Se metió en la cama agotada físicamente pero liberada en lo anímico. Mañana a esta hora todo habrá pasado, se dijo a sí misma justo antes de apagar la luz.
La jornada maratoniana tuvo un doble efecto en Laura. Por un lado facilitó el rápido acceso a un sueño aparentemente reparador. En contra de su costumbre, Laura se despertó para ir al baño a orinar a media noche. Evitó el tener que encender la luz para no despertarse el rato que permaneció dentro del lavabo. Una vez acostada de nuevo cerró los ojos, convencida del sosiego que sentiría al perder de nuevo la consciencia.
Lo que en condiciones normales solía ser un periodo de descanso reconfortante se tradujo en una escena como mínimo inquietante. Pese a que era mediodía, el sol perdía fuerza de manera inexorable. Ella acababa de aparcar el coche entre dos árboles, junto a un parque verde. Comenzó a andar por el camino, pero en lugar de pasear por el campo optó por una opción insólita. Frente a los jardines había un edificio de tres alturas, dotado de hermosos detalles arquitectónicos que le hicieron sospechar que no se trataba del clásico bloque de viviendas. Sin duda no se trataba de un bloque de viviendas cualquiera. Tras cruzar el umbral de acceso observó como el amplio vestíbulo albergaba múltiples salas, todas ellas con un curioso cartel a modo de presentación. Se dirigió hacia su izquierda. A escasos metros de la primera vio lo que había escrito en la cartulina allí expuesta. Junto a una foto sugerente leyó un nombre. Perla Bustos. Se dio cuenta de cómo salían algunos de aquella estancia. Andaban callados, con cara de enorme tristeza. Incluso lloraban desconsoladamente los más afligidos.
Continuó deambulando, aproximándose hasta la siguiente habitación. A dos metros del cartel se detuvo a ojearlo. Esta vez no había foto, pero el nombre si le llamó atención. Laura Vela. Decidió entrar con prudencia. De forma rectangular, probablemente mediría cerca de cien metros cuadrados. Había muchos asientos vacíos y diez o doce personas de pie, junto a una ventana. Se fue acercando de manera resuelta hacia el cristal que se ubicaba junto a la otra puerta. Aprovechó la conversación mantenida por el reducido grupo para entrar en el cuarto. Se detuvo a medio metro de un féretro ocupado por una mujer de mediana edad. Ocupado por Laura Vela. Ocupado por ella misma. No sintió nada parecido a la congoja al verse tumbada en el interior del ataúd, con la cara más plácida que recordaba haberse visto. Continuó medio minuto dentro de la pequeña estancia hasta que decidió salir.
Lo que de primeras le pareció una mínima cantidad de gente reunida ahora se había transformado en un notable colectivo de sujetos en acto de presencia. De un rápido vistazo reconoció a su hermano. Paradójicamente, Carlos estaba sentado junto a la entrada, en solitario, interpretando el papel residual de un ambiente indolente en exceso. Sin embargo, él lloraba desconsoladamente. Nadie le prestaba el más mínimo interés, ni le decía nada para consolarlo. Ella se acercó poco a poco hasta él, con ganas de abrazarle y aliviar su pena. Pero en contra de lo que hubiera deseado, Carlos no reparó en su presencia.

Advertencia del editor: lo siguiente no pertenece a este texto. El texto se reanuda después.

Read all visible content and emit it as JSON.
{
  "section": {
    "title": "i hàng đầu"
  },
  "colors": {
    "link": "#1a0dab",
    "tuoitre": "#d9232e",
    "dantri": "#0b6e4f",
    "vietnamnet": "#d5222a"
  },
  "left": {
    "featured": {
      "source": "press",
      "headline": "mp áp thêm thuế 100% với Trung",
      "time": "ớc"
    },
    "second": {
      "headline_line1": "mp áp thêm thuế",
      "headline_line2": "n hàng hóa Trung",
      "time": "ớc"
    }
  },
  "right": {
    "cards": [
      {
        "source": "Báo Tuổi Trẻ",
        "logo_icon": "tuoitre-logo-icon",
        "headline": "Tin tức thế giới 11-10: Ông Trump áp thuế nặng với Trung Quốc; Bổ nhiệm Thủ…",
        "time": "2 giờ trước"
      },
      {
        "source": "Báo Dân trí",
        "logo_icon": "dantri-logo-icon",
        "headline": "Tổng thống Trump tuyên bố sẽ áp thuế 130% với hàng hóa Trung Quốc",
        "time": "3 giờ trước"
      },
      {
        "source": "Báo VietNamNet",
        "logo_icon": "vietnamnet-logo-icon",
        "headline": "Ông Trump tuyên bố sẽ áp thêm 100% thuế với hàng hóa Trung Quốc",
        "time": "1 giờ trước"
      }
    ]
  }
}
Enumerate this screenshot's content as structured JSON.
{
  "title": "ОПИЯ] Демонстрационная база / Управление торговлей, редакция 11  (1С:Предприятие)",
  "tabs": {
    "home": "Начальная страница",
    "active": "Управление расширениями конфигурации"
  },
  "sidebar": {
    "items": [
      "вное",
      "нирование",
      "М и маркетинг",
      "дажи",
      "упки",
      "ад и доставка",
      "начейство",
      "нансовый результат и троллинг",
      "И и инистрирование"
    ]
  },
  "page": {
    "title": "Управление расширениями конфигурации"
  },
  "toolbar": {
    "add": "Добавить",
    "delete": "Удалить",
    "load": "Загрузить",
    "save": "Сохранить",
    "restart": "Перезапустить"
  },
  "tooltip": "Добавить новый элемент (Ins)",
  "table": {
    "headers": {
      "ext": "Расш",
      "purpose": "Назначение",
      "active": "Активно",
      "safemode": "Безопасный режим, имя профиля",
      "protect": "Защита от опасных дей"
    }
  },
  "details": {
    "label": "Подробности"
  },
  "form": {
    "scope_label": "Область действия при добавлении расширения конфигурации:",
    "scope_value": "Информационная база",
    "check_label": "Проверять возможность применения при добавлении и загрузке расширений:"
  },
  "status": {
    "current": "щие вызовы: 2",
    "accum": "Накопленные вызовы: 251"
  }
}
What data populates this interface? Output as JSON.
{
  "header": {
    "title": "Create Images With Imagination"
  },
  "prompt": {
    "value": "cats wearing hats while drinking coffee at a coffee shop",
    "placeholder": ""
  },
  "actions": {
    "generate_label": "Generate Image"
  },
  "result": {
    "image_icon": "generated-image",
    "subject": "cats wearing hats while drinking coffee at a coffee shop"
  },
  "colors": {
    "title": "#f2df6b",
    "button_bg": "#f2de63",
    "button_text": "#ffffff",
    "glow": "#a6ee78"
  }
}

A medio camino entre el ataúd y su hermano se detuvo cuando observó cómo entraba un hombre que le resultó especial. Alto. Muy alto. Pero también barbudo y andrajoso. De repente vio cómo se unía a su hermano en un cariñoso abrazo. Era Javier. Fue el único que le prestó la debida atención. Javier tampoco se percató de su presencia, a pesar de hallarse a escasos metros de distancia. Cansado de estrujar con sus brazos a Carlos entre lloros, Javier se adentró en la habitación donde yacía el cadáver.
Si algo hizo que Laura se despertara de inmediato, sudando, producto del susto final de aquel sueño no fue otra cosa más que el grito descomunal y desgarrador con el que Javier rompió su quietud. Laura se levantó de la cama, con una viveza incontenible, presa de la taquicardia. Extrañada y asustada. Muy asustada.
Faltaban minutos para llegar a las cinco de la mañana. En el lavabo Laura se mojó la cara a discreción, tratando de salir del aturdimiento que le había generado aquella inverosímil situación presenciada sin querer, con los ojos cerrados.